Basın toplantısında Fidan, Şeybani’nin temasları kapsamında Milli Savunma Bakanı Yaşar Güler ve Milli İstihbarat Teşkilatı Başkanı İbrahim Kalın’ın da katıldığı bir çalışma toplantısının yer aldığını açıkladı.
Türkiye’nin Suriye’ye her alanda destek sağlamaya hazır olduğunu vurgulayan Fidan, bu çerçevede Ankara ve Şam’ın ikili işbirliğini kurumsal hale getirmek için çalıştığını söyledi.
Esat rejiminin devrilmesinin üzerinden bir aydan uzun süre geçtiğini hatırlatan Fidan, “Suriye’de yeni bir sayfa açıldı. Bu fırsatın Suriye’deki yeni yönetim ve uluslararası toplum tarafından doğru kullanılması gerekiyor” dedi. Fidan konuşmasında Suriye’de kapsayıcı bir yönetimin önemine vurgu yaptı.
Suriye halkının kendi ayakları üzerinde durmasına yardımcı olmanın gerekliliğinden bahseden Fidan, “Suriye’yi bir rekabet alanı değil işbirliği alanı olarak görmeliyiz” ifadesini kullandı.
Yaptırımların kaldırılması için diplomatik çabaların sürdüğünü söyleyen Fidan, “Yaptırımların kalkması halinde, ülkenin normalleşme süreci hızlanacaktır. Milyonlarca Suriyeli’nin ülkesine dönmesini mümkün kılacak koşullar yaratılacaktır.

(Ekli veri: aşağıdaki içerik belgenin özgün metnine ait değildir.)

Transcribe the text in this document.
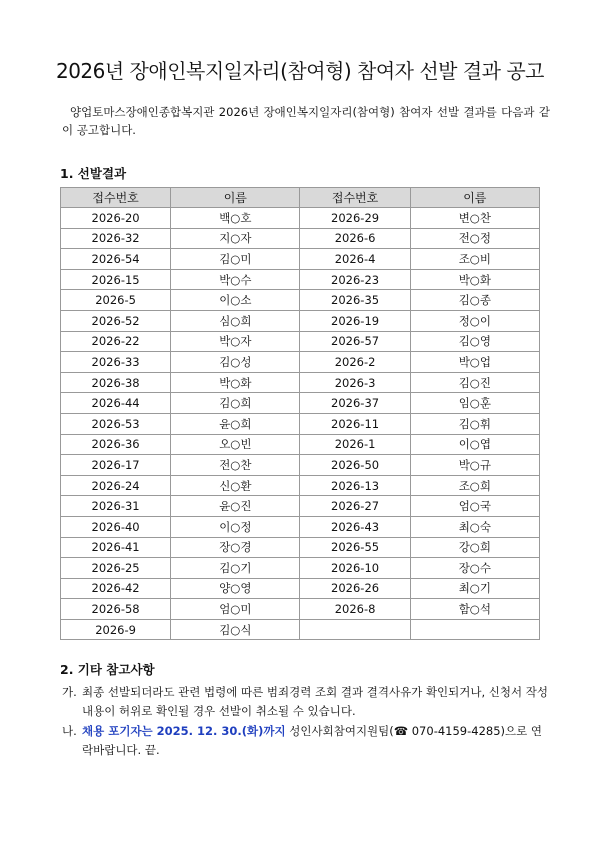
2026년 장애인복지일자리(참여형) 참여자 선발 결과 공고
양업토마스장애인종합복지관 2026년 장애인복지일자리(참여형) 참여자 선발 결과를 다음과 같이 공고합니다.
1. 선발결과
접수번호	이름	접수번호	이름
2026-20	백○호	2026-29	변○찬
2026-32	지○자	2026-6	전○정
2026-54	김○미	2026-4	조○비
2026-15	박○수	2026-23	박○화
2026-5	이○소	2026-35	김○종
2026-52	심○희	2026-19	정○이
2026-22	박○자	2026-57	김○영
2026-33	김○성	2026-2	박○업
2026-38	박○화	2026-3	김○진
2026-44	김○희	2026-37	임○훈
2026-53	윤○희	2026-11	김○휘
2026-36	오○빈	2026-1	이○엽
2026-17	전○찬	2026-50	박○규
2026-24	신○환	2026-13	조○희
2026-31	윤○진	2026-27	엄○국
2026-40	이○정	2026-43	최○숙
2026-41	장○경	2026-55	강○희
2026-25	김○기	2026-10	장○수
2026-42	양○영	2026-26	최○기
2026-58	엄○미	2026-8	함○석
2026-9	김○식		
2. 기타 참고사항
가. 최종 선발되더라도 관련 법령에 따른 범죄경력 조회 결과 결격사유가 확인되거나, 신청서 작성 내용이 허위로 확인될 경우 선발이 취소될 수 있습니다.
나. 채용 포기자는 2025. 12. 30.(화)까지 성인사회참여지원팀(☎ 070-4159-4285)으로 연락바랍니다. 끝.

Suriye’nin DEAŞ gibi terör örgütleriyle mücadele kapasitesi artacaktır” diye konuştu.
Türkiye yönetimi ve halkına, Suriye'deki devrimden bu yana birlikte oldukları için teşekkürlerini sunan Şeybani, "Suriye ve Türkiye yeni bir tarih yazdı” açıklamasında bulundu. Şeybani, bunun kardeşlik üzerine kurulu bir tarih olduğunu ifade etti ve bölgedeki istikrarın sağlanması için bu kardeşliğin kurulduğuna işaret etti.
Şeybani’den Toprak Bütünlüğü Vurgusu
Yeni yönetimin Suriye halkının yaralarını sarmak istediğini belirten Şeybani, Suriye'nin toprak bütünlüğünün öneminin altını çizdi.
Şeybani, **"Toprak birliğimiz çok çok önemli. Merkezi hükümete bağlı, bütün topraklarımızın aynı çatı altında olmasını istiyoruz." ifadesini kullanıp, bu durumun Suriye'nin birliğini ve egemenliğini kazanabilmesindeki önemini vurguladı.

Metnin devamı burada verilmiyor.